The model here gives a good accuracy of 0.82 and AUC of 0.78.

In [22]:
pd.Series(pred).value_counts()

0    5286
1     714
dtype: int64

**For IsolationForest**

In [23]:
y_pred = clf.predict(X_test)
y_pred = (-y_pred+1)/2

print("Accuracy : %.4g" % metrics.accuracy_score(y_test, y_pred))
print("AUC Score (Test): %f" % metrics.roc_auc_score(y_test, y_pred))
print("F1 Score (Test): %f" % metrics.f1_score(y_test, y_pred))

Accuracy : 0.7408
AUC Score (Test): 0.530912
F1 Score (Test): 0.208651


In [24]:
pd.Series(y_pred).value_counts()

0.0    5362
1.0     638
dtype: int64

In [25]:
pd.Series(y_test).value_counts()

0    4673
1    1327
dtype: int64

IsolationForest is not performing better than XGBoost.
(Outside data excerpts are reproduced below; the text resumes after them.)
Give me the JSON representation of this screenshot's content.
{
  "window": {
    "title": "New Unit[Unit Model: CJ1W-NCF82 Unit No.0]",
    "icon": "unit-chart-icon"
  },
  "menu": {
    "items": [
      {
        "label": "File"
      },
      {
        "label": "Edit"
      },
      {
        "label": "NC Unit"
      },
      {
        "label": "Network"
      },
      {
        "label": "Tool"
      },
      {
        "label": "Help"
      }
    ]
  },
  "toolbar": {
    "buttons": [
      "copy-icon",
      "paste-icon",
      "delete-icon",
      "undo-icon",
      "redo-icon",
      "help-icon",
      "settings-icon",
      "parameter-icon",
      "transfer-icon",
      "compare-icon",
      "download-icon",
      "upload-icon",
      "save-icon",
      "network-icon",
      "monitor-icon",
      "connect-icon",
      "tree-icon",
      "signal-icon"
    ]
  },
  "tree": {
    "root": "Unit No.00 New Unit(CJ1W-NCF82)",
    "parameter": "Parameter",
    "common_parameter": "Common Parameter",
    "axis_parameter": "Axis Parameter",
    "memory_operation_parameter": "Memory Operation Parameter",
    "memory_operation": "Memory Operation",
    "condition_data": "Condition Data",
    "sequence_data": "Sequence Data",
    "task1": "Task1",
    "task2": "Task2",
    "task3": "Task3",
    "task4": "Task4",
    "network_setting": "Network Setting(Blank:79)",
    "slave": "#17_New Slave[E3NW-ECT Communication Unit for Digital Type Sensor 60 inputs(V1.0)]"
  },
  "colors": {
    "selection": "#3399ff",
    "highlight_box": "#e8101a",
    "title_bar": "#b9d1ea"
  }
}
However, both methods got less class 1 labels than ground truth.

## Summary
In this exercise, 2 models, XGBoost and IsolationForest are compared. XGBoost give a AUC of around 0.78 and seems like a stronger model compare to the IsolationForest. Feature engeerning is needed to improve the model further.